Em relação ao trabalho psicanalítico em meio à pandemia, o que acha da terapia on-line? Funciona?
Elisabeth Roudinesco: Já funcionava antes. Há 20 anos os pacientes não são os mesmos. Vivemos em um mundo em que muitos viajam. Isso significa que podemos usar o Skype na terapia psicanalítica, por exemplo, com alguém que está viajando. O que é certo é que não se pode fazer uma análise totalmente on-line, mas, sim, usá-la com pacientes que já conhecemos antes. É necessário um contato na vida real. É útil, não é desejável, mas existe. O que é surpreendente é que existem muitas pessoas que não querem fazê-lo, que preferem fazer uma pausa, que, durante o tempo que for necessário, preferem parar ao invés de fazer sessões por Skype. E o mesmo vale para o ensino; eu não gosto de fazer uma hora de aula virtual. O contato humano é fundamental e, além disso, não há bares! Quando termino uma conferência, gosto de ir comer em um restaurante!

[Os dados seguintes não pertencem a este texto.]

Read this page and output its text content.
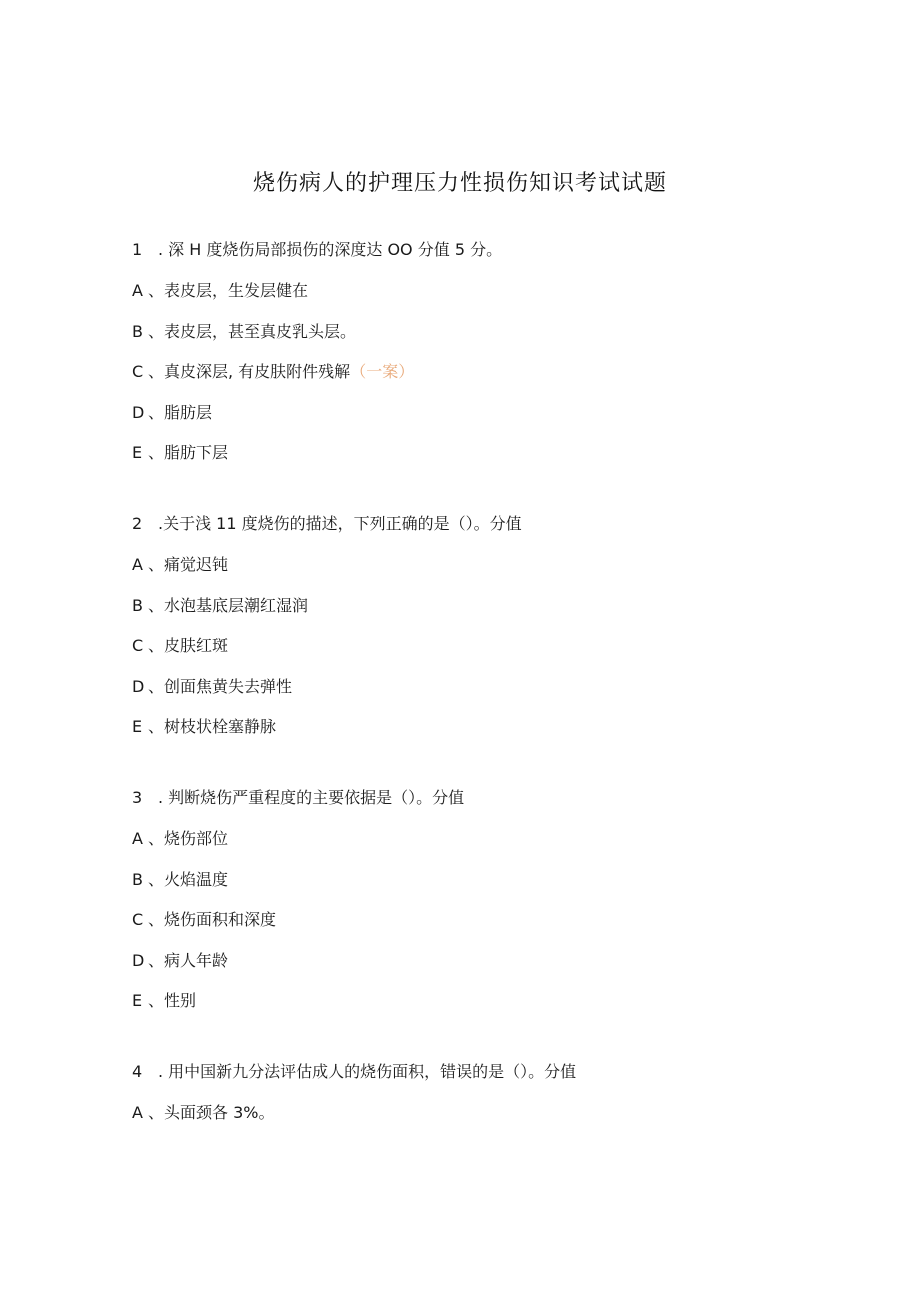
烧伤病人的护理压力性损伤知识考试试题
1 . 深 H 度烧伤局部损伤的深度达 OO 分值 5 分。
A 、表皮层，生发层健在
B 、表皮层，甚至真皮乳头层。
C 、真皮深层, 有皮肤附件残解（一案）
D 、脂肪层
E 、脂肪下层
2 .关于浅 11 度烧伤的描述，下列正确的是（）。分值
A 、痛觉迟钝
B 、水泡基底层潮红湿润
C 、皮肤红斑
D 、创面焦黄失去弹性
E 、树枝状栓塞静脉
3 . 判断烧伤严重程度的主要依据是（）。分值
A 、烧伤部位
B 、火焰温度
C 、烧伤面积和深度
D 、病人年龄
E 、性别
4 . 用中国新九分法评估成人的烧伤面积，错误的是（）。分值
A 、头面颈各 3%。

E isso pode fazer com que se deixe de usar o divã?
Elisabeth Roudinesco: Não, não, o divã está sempre aí. É um erro pensar que a psicanálise é apenas o divã. Foi um erro acreditar nisso, um erro das pessoas sectárias.
"Devo lembrar que a psicanálise pode ser feita de todas as maneiras. É um sectarismo limitá-la ao divã, assim como acreditar que a terapia psicanalítica deve ser silenciosa. E sempre acreditei nisso: um analista deve falar, ter empatia, fazer sessões relativamente longas com, no mínimo, meia hora. E, acima de tudo, o divã é uma escolha do paciente."
Quando estamos formando um psicanalista, quando é uma análise didática, então, sim, porque é preciso passar pela introspecção. Na verdade, eles fazem isso espontaneamente. Mas, no que diz respeito ao paciente, isso pode ser feito pessoalmente ou com o divã; é preciso dar-lhe total liberdade de escolha. E outra coisa que eu já disse e repito é que as terapias psicanalíticas são longas demais. Sou a favor de terapias muito mais curtas. Mas, em relação às sessões curtas, sou contra há muito tempo.
O que eu sempre notei é que os argentinos podem passar a vida toda em análise. Seguem com um analista por um ano, depois fazem com outro e assim por diante. A psicanálise é uma paixão dos argentinos. Mas ficar muito tempo com o mesmo analista torna as terapias muito longas. Por outro lado, há pessoas que têm a necessidade de nunca parar e sempre estar com o mesmo analista. Nesses casos, dentro dessa terapia, deve-se distinguir dois momentos da psicanálise. O momento em que existe uma verdadeira terapia psicanalítica e, por outro lado, o momento em que alguém que estava em análise deseja retornar, mesmo 10 anos depois. Mas, nesse caso, não volta da mesma maneira. Pode voltar uma vez a cada 15 dias ou vir na frequência que quiser, mas não é mais terapia psicanalítica. Podemos chamá-lo de uma forma de análise, talvez uma atualização, mas não se pode manter um paciente duas vezes por semana no divã por 20 anos, isso é completamente ridículo. É um fenômeno sectário.